Steven and Hassett conclude that although complexity theory "itself may sound quite esoteric when discussed in isolation" if it is utilised as an analytical tool and as a paradigm, it can provide a much more realistic framework to understand risk and keep children safe.

Thomas Coram Research Unit: University of London (2009)

John Rowlands (2009), a visiting fellow to the Institute of Education, had used complexity theory, in particular the concept of "self organising criticality", that is suggested to underpin the generation of children in need as defined by the Children's Act 1989. He states that complexity theory provides a framework for the phenomena involving the interaction of multiple agents that produce unpredictable outcomes and can not be dealt with by using at linear and reductive analytical methods. He suggests that the population of known children in need could be such a phenomena and provides evidence to support this.

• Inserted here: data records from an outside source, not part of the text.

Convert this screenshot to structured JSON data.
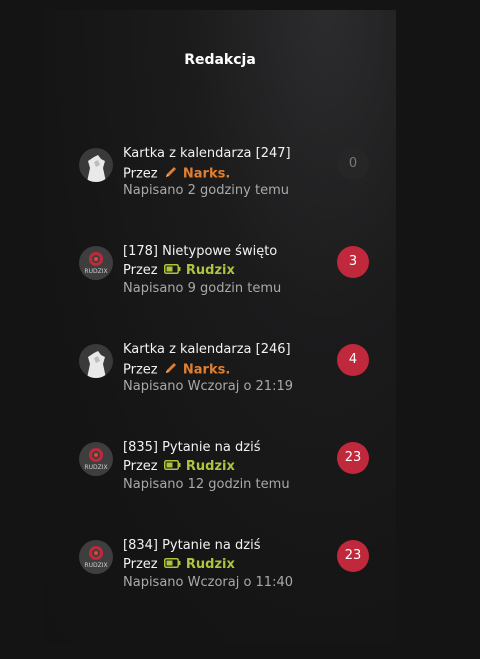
{
  "panel": {
    "title": "Redakcja"
  },
  "colors": {
    "accent_red": "#c0283b",
    "author_orange": "#e07f31",
    "author_green": "#adc43c"
  },
  "posts": [
    {
      "title": "Kartka z kalendarza [247]",
      "by_prefix": "Przez",
      "author": "Narks.",
      "author_icon": "pencil-icon",
      "posted": "Napisano 2 godziny temu",
      "comments": "0"
    },
    {
      "title": "[178] Nietypowe święto",
      "by_prefix": "Przez",
      "author": "Rudzix",
      "author_icon": "battery-icon",
      "posted": "Napisano 9 godzin temu",
      "comments": "3"
    },
    {
      "title": "Kartka z kalendarza [246]",
      "by_prefix": "Przez",
      "author": "Narks.",
      "author_icon": "pencil-icon",
      "posted": "Napisano Wczoraj o 21:19",
      "comments": "4"
    },
    {
      "title": "[835] Pytanie na dziś",
      "by_prefix": "Przez",
      "author": "Rudzix",
      "author_icon": "battery-icon",
      "posted": "Napisano 12 godzin temu",
      "comments": "23"
    },
    {
      "title": "[834] Pytanie na dziś",
      "by_prefix": "Przez",
      "author": "Rudzix",
      "author_icon": "battery-icon",
      "posted": "Napisano Wczoraj o 11:40",
      "comments": "23"
    }
  ],
  "avatar_labels": {
    "rudzix": "RUDZIX"
  }
}
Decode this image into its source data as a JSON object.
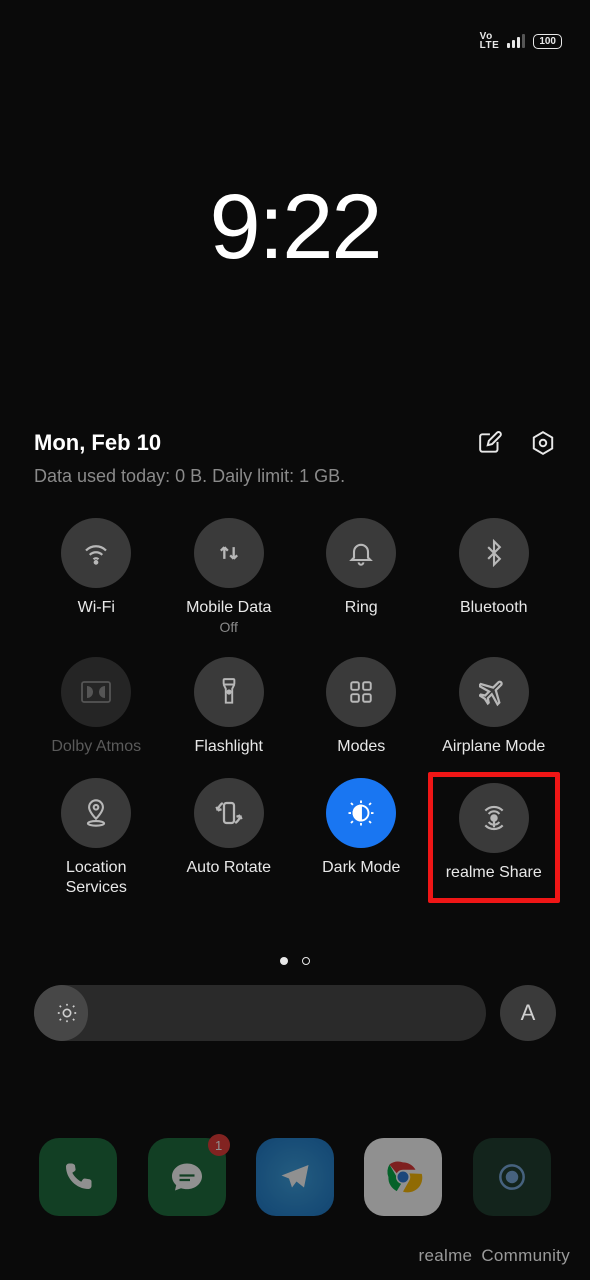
{
  "statusBar": {
    "net": "Vo\nLTE",
    "battery": "100"
  },
  "clock": "9:22",
  "header": {
    "date": "Mon, Feb 10",
    "dataUsage": "Data used today: 0 B. Daily limit: 1 GB."
  },
  "tiles": {
    "wifi": "Wi-Fi",
    "mobileData": "Mobile Data",
    "mobileDataSub": "Off",
    "ring": "Ring",
    "bluetooth": "Bluetooth",
    "dolby": "Dolby Atmos",
    "flashlight": "Flashlight",
    "modes": "Modes",
    "airplane": "Airplane Mode",
    "location": "Location\nServices",
    "autoRotate": "Auto Rotate",
    "darkMode": "Dark Mode",
    "realmeShare": "realme Share"
  },
  "auto": "A",
  "badge1": "1",
  "watermark": {
    "brand": "realme",
    "sub": "Community"
  }
}
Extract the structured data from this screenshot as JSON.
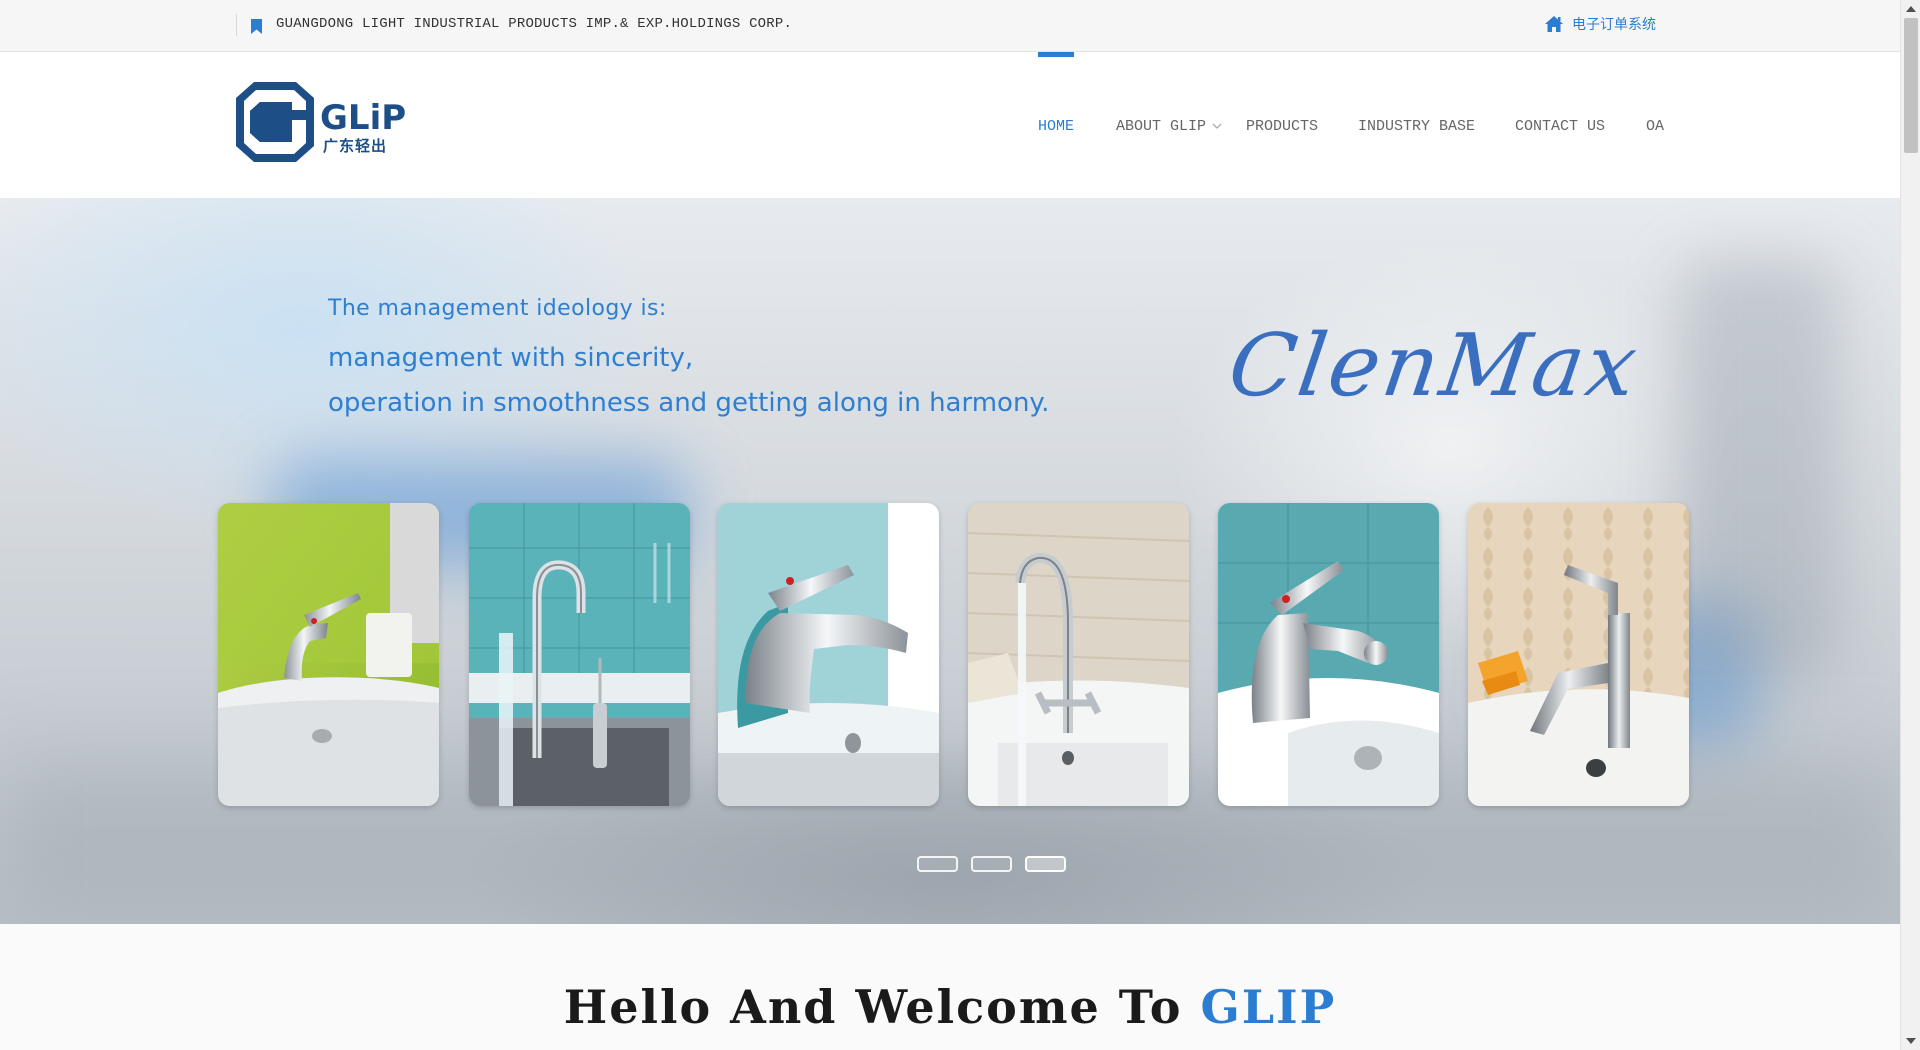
{
  "topbar": {
    "company_name": "GUANGDONG LIGHT INDUSTRIAL PRODUCTS IMP.& EXP.HOLDINGS CORP.",
    "bookmark_icon": "bookmark-icon",
    "order_system_label": "电子订单系统",
    "order_system_icon": "home-icon"
  },
  "header": {
    "logo": {
      "wordmark": "GLiP",
      "chinese_name": "广东轻出",
      "icon": "glip-logo"
    },
    "nav": [
      {
        "label": "HOME",
        "active": true
      },
      {
        "label": "ABOUT GLIP",
        "has_dropdown": true
      },
      {
        "label": "PRODUCTS"
      },
      {
        "label": "INDUSTRY BASE"
      },
      {
        "label": "CONTACT US"
      },
      {
        "label": "OA"
      }
    ]
  },
  "banner": {
    "ideology_intro": "The management ideology is:",
    "ideology_line1": "management with sincerity,",
    "ideology_line2": "operation in smoothness and getting along in harmony.",
    "brand_name": "ClenMax",
    "products": [
      "faucet-green-wall",
      "faucet-kitchen-sink",
      "faucet-teal-basin",
      "faucet-cross-handles",
      "faucet-bidet",
      "faucet-square-modern"
    ],
    "slide_count": 3,
    "active_slide": 3
  },
  "welcome": {
    "title_prefix": "Hello And Welcome To ",
    "title_accent": "GLIP"
  },
  "colors": {
    "accent": "#2a7dd1",
    "logo_navy": "#1d4f86",
    "topbar_bg": "#f6f6f6",
    "nav_text": "#666666"
  }
}
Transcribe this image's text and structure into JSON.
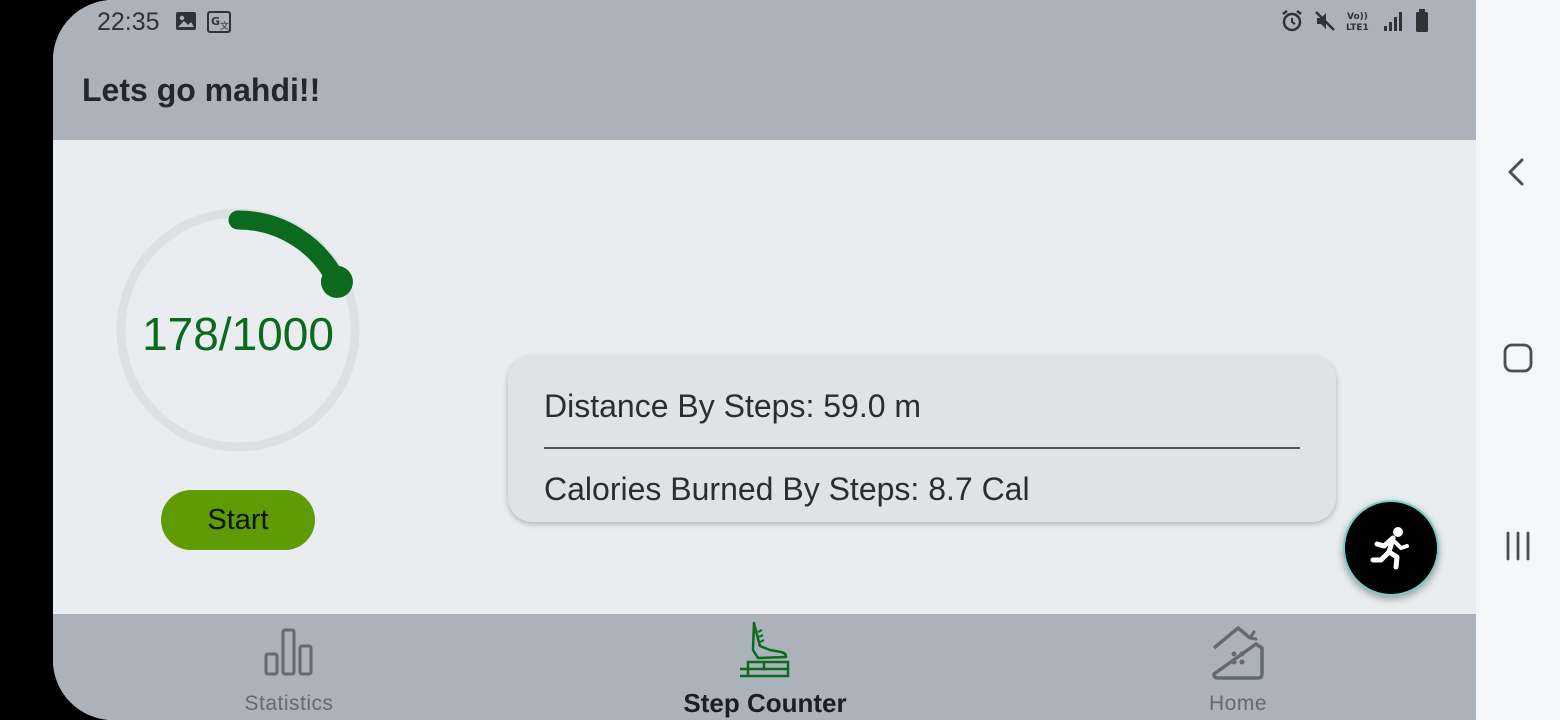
{
  "status_bar": {
    "time": "22:35",
    "left_icons": [
      "image-icon",
      "translate-icon"
    ],
    "right_icons": [
      "alarm-icon",
      "mute-icon",
      "volte-icon",
      "signal-icon",
      "battery-icon"
    ],
    "volte_text": "Vo)) LTE1"
  },
  "app_bar": {
    "title": "Lets go mahdi!!"
  },
  "progress": {
    "current": 178,
    "goal": 1000,
    "text": "178/1000",
    "fraction": 0.178,
    "color": "#0b6a1e",
    "track_color": "#dde0e3"
  },
  "start_button": {
    "label": "Start"
  },
  "info_card": {
    "distance": "Distance By Steps: 59.0 m",
    "calories": "Calories Burned By Steps: 8.7 Cal"
  },
  "fab": {
    "icon": "running-person-icon"
  },
  "bottom_nav": {
    "items": [
      {
        "label": "Statistics",
        "icon": "bar-chart-icon",
        "active": false
      },
      {
        "label": "Step Counter",
        "icon": "shoe-step-icon",
        "active": true
      },
      {
        "label": "Home",
        "icon": "home-icon",
        "active": false
      }
    ]
  },
  "system_nav": [
    "back-icon",
    "home-square-icon",
    "recents-icon"
  ],
  "colors": {
    "accent": "#0b6a1e",
    "start_button": "#5e9b04",
    "bars": "#abb2ba",
    "background": "#eaedf0"
  }
}
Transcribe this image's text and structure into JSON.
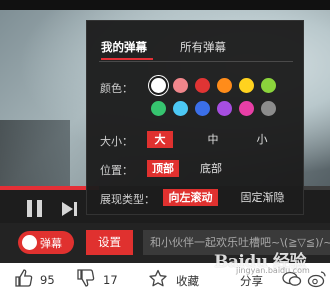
{
  "player": {
    "progress_fraction": 0.3
  },
  "danmu_settings": {
    "tabs": [
      "我的弹幕",
      "所有弹幕"
    ],
    "color": {
      "label": "颜色：",
      "swatches_row1": [
        "#ffffff",
        "#f0868b",
        "#e03434",
        "#ff8c1a",
        "#ffd21f",
        "#8bd43c"
      ],
      "swatches_row2": [
        "#36c46f",
        "#4cc8f4",
        "#3b6fe8",
        "#a64ee0",
        "#e83fa6",
        "#8c8c8c"
      ]
    },
    "size": {
      "label": "大小：",
      "options": [
        "大",
        "中",
        "小"
      ]
    },
    "position": {
      "label": "位置：",
      "options": [
        "顶部",
        "底部"
      ]
    },
    "display_type": {
      "label": "展现类型：",
      "options": [
        "向左滚动",
        "固定渐隐"
      ]
    }
  },
  "controls": {
    "toggle_label": "弹幕",
    "settings_label": "设置",
    "input_placeholder": "和小伙伴一起欢乐吐槽吧~\\(≧▽≦)/~"
  },
  "footer": {
    "like_count": "95",
    "dislike_count": "17",
    "collect_label": "收藏",
    "share_label": "分享"
  },
  "watermark": {
    "text": "Baidu 经验",
    "sub": "jingyan.baidu.com"
  },
  "colors": {
    "accent": "#e0312f",
    "panel": "#1c1c1c"
  }
}
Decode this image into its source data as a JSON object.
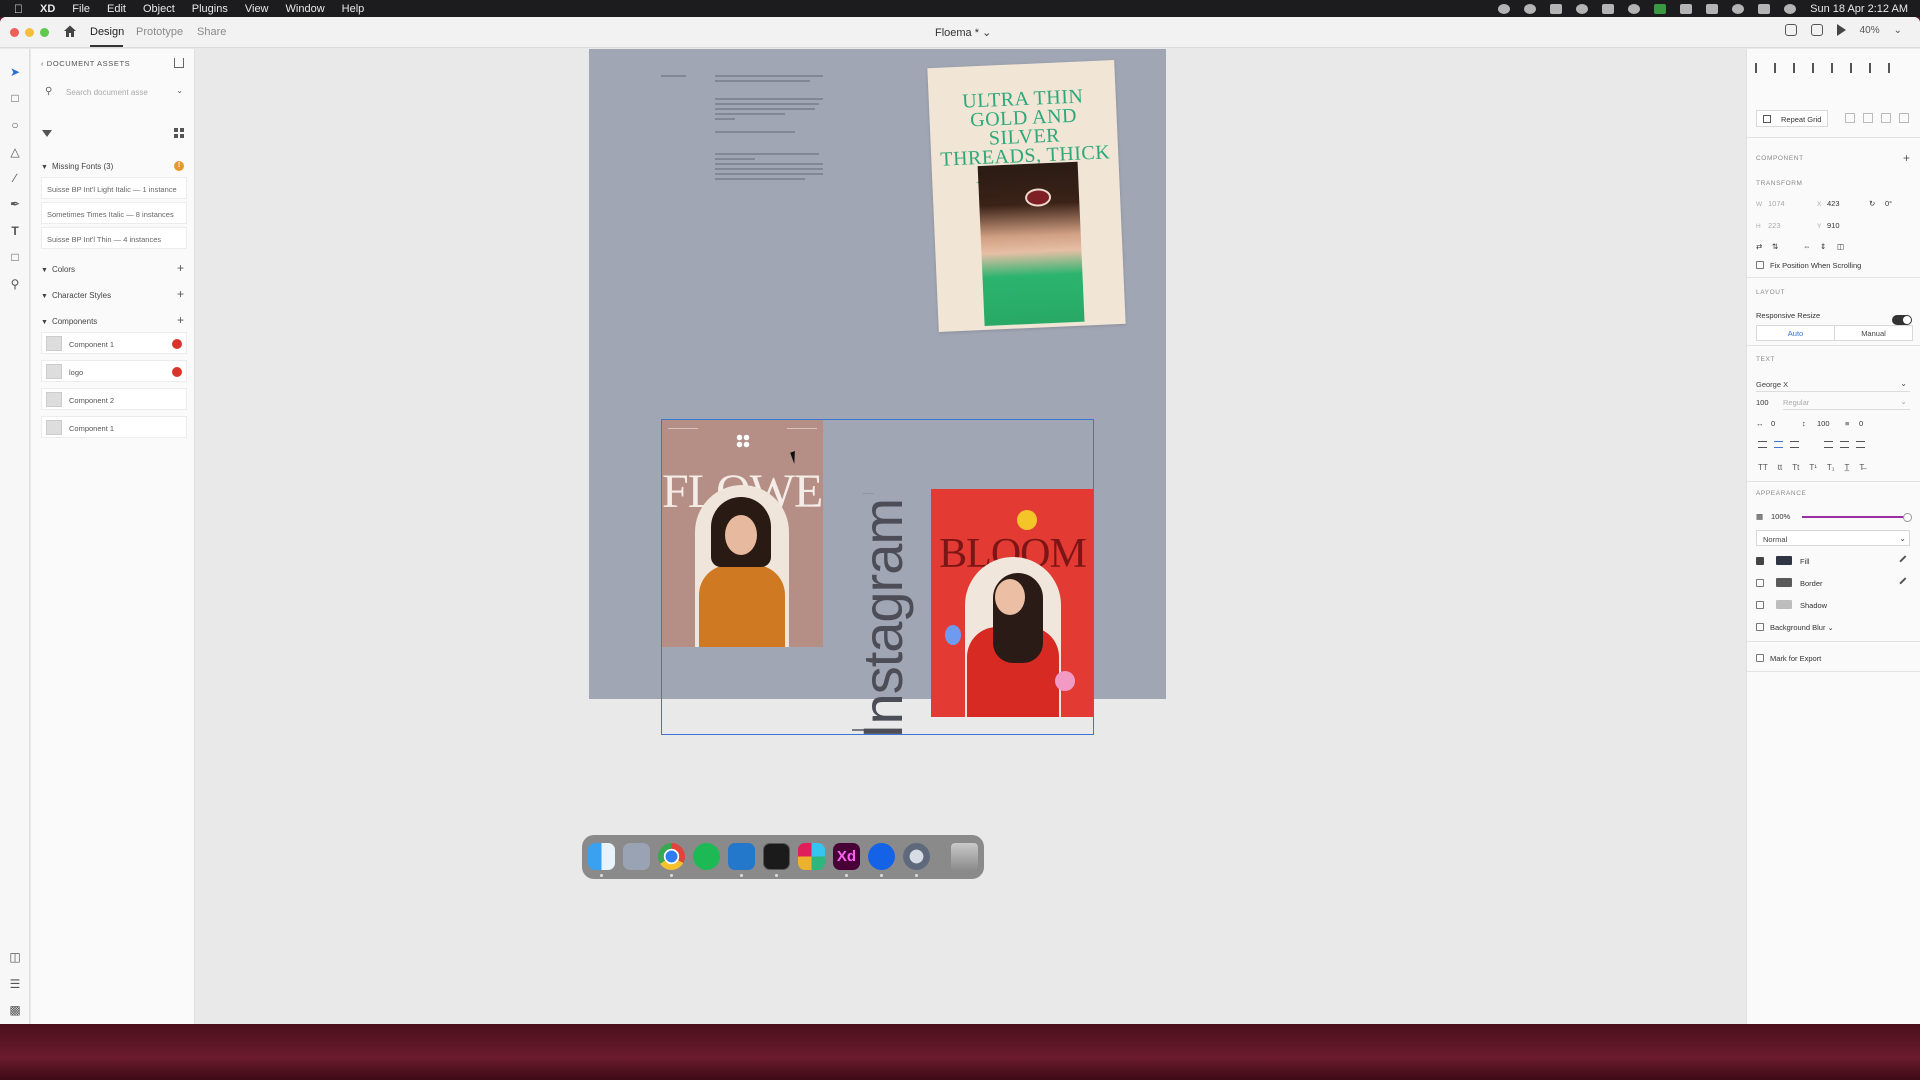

Rowlands (2009) uses secondary analysis of children in need census conducted in England in 2005. The census, well known to social workers at the time, was developed in response to Treasury's concern about the rising costs of children social services and to gain a better understanding of "where and why the money goes". The census required local authorities to survey all the children being worked with during the census week and gather information about the costs and activities related to each child.

Taking the idea of self organisation, Rowlands uses the census data to test the concept statistically. He noted that previously Down (2007) had argued that there appears to be a lack of any published research on the application of complexity theory to social care. Therefore, by using quantitative methods, Rowlands "tries to demonstrate that complexity theory is at work within a dynamic system that gives rise to children in need".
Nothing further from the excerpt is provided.